Stablecoin monthly inflow and outflow statistics
Stablecoin channel funds are weak, which can be used to explain that although BTC is challenging its previous high, the performance of Altcoin is very poor. The funds of the BTC ETF channel cannot benefit Altcoin, which is one of the significant changes in the structure of the encryption asset market and deserves close attention.
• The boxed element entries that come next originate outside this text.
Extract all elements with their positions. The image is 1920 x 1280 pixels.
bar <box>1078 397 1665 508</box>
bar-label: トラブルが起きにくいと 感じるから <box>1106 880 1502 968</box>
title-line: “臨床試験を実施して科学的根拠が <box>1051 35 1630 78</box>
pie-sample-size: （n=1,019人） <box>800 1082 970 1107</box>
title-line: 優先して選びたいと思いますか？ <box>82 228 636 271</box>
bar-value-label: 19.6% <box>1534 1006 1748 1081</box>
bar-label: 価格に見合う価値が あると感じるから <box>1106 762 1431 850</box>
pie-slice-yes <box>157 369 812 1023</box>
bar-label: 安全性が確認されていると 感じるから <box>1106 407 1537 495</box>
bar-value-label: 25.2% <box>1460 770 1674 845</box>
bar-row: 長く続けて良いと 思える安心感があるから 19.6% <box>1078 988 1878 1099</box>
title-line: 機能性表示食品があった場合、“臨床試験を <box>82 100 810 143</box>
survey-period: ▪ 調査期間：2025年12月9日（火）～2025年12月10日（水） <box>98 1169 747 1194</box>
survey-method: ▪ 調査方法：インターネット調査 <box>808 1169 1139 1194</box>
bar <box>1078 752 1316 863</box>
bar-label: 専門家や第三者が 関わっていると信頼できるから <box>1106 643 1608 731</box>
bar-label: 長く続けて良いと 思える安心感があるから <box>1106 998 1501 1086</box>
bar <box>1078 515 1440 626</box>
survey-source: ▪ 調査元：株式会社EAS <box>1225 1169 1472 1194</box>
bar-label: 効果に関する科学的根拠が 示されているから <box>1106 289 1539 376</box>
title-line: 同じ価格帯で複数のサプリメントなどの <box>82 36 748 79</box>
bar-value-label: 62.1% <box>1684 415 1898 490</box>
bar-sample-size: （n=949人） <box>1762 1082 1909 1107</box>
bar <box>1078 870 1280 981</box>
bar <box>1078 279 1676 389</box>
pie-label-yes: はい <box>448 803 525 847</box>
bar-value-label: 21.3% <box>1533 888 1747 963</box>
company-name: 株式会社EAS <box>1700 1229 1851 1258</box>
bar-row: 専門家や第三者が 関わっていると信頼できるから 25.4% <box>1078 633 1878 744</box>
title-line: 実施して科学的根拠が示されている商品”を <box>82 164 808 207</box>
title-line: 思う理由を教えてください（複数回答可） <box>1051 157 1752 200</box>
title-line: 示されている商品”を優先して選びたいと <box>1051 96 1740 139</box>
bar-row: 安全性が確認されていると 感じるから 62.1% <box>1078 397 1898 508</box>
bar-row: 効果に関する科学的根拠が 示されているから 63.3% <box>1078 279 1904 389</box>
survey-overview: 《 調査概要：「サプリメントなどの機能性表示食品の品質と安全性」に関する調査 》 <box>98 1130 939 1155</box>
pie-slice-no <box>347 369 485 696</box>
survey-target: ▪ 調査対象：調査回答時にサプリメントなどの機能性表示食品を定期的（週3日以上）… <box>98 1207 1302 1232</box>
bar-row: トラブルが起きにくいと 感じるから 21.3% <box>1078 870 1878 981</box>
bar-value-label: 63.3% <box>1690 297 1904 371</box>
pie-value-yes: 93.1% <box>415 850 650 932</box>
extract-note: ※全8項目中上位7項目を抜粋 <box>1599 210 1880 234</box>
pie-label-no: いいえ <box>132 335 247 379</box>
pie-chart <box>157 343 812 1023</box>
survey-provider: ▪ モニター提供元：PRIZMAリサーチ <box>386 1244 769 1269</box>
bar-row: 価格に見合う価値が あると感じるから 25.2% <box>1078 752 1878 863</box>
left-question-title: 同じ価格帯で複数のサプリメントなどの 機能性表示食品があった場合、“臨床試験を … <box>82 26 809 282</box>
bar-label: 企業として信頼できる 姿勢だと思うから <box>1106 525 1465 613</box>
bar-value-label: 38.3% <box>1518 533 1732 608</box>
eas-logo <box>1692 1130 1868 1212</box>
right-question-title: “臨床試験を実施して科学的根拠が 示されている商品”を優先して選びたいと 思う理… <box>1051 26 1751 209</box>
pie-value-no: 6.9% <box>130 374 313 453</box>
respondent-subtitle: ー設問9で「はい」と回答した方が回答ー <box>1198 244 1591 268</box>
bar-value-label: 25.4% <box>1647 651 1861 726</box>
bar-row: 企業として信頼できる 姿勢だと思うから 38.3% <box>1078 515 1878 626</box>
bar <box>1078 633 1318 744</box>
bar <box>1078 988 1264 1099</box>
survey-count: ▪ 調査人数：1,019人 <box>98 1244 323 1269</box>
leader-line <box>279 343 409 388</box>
Among them, the significant increase in funds in the BTC ETF channel includes the element of "Trump trading". Due to Trump's enthusiasm for Crypto, people speculate and buy in hopes of short-term profits. This is worth following. With the US presidential election on November 4th and around it, there may be significant fluctuations in the market in the short term.
Conclusion
According to the 13F reports submitted by US institutional investors, there were 1,015 institutions holding BTC ETF in Q1 2024, with a total value of $11.72 billion. In Q2, the number of institutions holding BTC ETF exceeded 1,900, with a total value of $13.3 billion, and 44% of institutions chose to increase their holdings. Currently, the BTC managed by BTC ETF has exceeded 5% of the total supply, which is a noteworthy breakthrough.
The BTC ETF channel has already taken control of the medium and long-term pricing power of BTC. In the long run, during the interest rate reduction cycle, funds from the BTC ETF channel are expected to continue to flow in, providing substantial support for the long-term trend of BTC prices. However, there are still many uncertainties in the short and medium term.
Based on the comprehensive internal structure and macro financial trends, EMC Labs maintains its previous judgment that BTC is likely to break through the previous high in Q4 and start the second half of the bull market. In the crypto market, the start of the second half of the Altcoin bull market is based on the premise of the recovery of stablecoin channel inflows.
The greatest risk comes from the US election results, whether the interest rate cuts can proceed smoothly according to market expectations, and the stability of the US financial system.